Much to the delight of wildlife lovers, Olive Ridley turtles have arrived in hordes at Gahirmatha beach here for their annual mass nesting.
The one-km beach stretching Nasi-1 and Nasi-2 islands, close to the Wheeler’s Island, is now teeming with turtles digging pits with their flippers and laying eggs. The mass nesting began on Tuesday night and about 2.10 lakh Olive Ridleys were spotted laying eggs, Forest Department sources said.
Laying of eggs would go on for a week. Earlier, forest officials were apprehensive that the turtles would skip their visit to the islands this year.
The officials are now of the view that the number of visiting turtles would go up in the coming days with the climate remaining conducive.
Manoj Kumar Mahapatra, DFO, Rajnagar Mangrove (wildlife) forest division, said to ensure safety of the turtles, a 600-metre net barricade has been installed along the casuarina forest close to nesting ground. Wildlife officials are on round-the-clock vigil to keep predators like jackals, hyena and wild dogs away, he said.
According to DRDO, under whose jurisdiction the Nasi islands come, visitors and outsiders are barred and only forest personnel on turtle protection duty have access to the nesting ground. Gahirmatha beach on the Bay of Bengal coast with its ideal beach topography is acclaimed as the world’s largest-known rookery of the Olive Ridleys.

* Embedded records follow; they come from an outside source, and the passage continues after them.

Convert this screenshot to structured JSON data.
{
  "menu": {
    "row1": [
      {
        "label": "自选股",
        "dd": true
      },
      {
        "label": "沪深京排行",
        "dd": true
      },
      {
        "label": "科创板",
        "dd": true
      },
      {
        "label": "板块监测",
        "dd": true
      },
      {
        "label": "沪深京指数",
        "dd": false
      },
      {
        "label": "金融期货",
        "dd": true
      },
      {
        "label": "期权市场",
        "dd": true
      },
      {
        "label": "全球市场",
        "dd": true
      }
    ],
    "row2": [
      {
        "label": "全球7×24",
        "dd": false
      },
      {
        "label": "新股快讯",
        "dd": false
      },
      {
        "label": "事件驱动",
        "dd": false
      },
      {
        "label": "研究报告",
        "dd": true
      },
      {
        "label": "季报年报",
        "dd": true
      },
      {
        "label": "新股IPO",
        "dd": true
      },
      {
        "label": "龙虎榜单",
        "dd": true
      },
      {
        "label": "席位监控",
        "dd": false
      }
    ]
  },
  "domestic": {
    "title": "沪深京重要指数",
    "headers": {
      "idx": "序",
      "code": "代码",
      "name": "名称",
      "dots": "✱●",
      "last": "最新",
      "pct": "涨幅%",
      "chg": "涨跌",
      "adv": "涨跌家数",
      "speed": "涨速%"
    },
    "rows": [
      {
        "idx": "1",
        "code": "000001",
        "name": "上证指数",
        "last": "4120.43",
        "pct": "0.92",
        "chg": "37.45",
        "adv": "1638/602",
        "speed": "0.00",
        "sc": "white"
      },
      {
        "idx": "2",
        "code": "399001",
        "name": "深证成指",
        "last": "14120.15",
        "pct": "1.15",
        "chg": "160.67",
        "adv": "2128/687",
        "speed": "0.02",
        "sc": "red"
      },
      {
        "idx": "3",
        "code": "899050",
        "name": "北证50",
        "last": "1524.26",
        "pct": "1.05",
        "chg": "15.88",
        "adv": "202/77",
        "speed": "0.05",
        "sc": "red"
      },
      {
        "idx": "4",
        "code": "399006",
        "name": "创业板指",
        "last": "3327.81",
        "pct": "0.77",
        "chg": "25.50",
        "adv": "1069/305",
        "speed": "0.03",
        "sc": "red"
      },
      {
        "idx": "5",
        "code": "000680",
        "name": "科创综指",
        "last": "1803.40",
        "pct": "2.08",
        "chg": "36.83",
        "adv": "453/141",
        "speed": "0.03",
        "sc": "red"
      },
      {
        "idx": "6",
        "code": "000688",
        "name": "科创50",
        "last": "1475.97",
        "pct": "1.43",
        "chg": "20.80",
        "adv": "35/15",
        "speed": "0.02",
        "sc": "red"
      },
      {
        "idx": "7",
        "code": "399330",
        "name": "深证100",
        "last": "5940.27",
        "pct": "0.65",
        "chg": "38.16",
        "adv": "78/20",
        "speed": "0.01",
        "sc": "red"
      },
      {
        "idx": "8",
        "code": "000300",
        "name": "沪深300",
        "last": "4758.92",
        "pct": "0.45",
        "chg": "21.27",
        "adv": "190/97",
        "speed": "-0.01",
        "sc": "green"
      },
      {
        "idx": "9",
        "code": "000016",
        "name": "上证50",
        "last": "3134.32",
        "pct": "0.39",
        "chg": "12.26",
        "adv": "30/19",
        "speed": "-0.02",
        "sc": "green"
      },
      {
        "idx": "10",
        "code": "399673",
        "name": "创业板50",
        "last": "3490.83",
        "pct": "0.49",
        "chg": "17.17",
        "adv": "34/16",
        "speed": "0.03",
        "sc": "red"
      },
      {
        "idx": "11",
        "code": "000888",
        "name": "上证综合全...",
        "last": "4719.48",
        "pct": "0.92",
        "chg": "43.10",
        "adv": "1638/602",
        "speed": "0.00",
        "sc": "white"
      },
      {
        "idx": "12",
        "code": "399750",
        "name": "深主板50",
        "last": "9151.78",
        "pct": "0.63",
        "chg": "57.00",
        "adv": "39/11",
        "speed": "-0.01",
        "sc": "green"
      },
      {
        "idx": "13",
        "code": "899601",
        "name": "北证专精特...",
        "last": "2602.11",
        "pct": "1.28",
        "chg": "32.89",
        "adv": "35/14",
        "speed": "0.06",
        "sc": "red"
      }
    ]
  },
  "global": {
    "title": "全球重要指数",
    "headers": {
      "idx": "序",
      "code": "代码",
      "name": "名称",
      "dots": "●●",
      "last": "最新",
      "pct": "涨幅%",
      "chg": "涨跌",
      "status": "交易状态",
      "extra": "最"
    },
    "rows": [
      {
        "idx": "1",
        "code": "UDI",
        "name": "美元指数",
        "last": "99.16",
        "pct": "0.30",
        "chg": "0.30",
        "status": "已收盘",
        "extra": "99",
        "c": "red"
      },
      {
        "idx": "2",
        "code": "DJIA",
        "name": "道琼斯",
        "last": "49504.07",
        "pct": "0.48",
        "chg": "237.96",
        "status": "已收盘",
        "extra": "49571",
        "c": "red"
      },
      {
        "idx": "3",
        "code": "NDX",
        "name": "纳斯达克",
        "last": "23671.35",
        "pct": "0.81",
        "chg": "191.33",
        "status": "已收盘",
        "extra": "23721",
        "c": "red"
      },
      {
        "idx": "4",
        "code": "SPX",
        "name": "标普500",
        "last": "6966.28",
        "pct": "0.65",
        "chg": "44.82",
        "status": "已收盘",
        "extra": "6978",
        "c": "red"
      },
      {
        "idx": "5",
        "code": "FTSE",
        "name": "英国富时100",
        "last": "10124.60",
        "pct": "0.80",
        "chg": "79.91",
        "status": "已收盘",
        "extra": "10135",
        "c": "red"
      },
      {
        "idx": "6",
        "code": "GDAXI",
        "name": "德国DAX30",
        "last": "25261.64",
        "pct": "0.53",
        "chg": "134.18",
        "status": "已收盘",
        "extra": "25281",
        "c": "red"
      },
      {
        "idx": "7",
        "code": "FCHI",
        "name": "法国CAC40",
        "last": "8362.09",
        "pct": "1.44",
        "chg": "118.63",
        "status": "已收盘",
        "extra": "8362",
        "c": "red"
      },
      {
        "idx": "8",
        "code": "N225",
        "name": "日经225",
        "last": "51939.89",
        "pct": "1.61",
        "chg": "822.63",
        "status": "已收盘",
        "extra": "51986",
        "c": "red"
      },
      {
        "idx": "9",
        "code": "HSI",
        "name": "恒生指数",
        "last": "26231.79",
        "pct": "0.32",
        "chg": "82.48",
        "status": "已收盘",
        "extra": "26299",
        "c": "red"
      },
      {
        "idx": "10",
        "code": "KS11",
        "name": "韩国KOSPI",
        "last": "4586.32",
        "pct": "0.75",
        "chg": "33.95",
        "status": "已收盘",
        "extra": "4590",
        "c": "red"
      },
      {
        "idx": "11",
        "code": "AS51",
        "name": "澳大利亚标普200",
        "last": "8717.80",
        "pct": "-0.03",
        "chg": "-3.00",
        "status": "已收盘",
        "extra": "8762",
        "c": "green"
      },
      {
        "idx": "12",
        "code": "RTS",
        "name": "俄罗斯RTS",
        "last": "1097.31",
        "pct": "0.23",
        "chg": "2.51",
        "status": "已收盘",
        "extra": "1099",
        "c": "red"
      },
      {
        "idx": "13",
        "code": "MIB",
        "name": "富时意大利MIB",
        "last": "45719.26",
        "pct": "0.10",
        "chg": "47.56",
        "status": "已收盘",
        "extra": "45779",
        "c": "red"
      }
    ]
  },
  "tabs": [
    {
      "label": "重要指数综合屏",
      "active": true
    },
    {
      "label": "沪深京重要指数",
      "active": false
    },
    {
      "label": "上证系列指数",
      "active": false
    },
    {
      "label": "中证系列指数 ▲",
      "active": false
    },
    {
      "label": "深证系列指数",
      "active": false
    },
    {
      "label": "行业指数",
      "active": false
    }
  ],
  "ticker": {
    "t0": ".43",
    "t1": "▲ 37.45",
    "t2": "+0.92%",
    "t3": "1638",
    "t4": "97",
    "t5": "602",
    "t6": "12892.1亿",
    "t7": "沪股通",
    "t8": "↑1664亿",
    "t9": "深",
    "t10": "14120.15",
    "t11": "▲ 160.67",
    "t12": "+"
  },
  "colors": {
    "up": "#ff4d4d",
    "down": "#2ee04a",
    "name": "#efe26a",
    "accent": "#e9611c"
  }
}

“It is a virtual treat to watch the endangered species making their nocturnal visits. Emerging from the seawaters, they head towards the sandy beaches making some kind of noise,” an official on turtle protection duty said adding after laying their eggs in the pits dug by them, the turtles stay more than an hour before undertaking their seaward journey. An Olive Ridley usually lays about 120 to 150 eggs, which are incubated in the nest and the hatchlings emerge after about 45 to 50 days.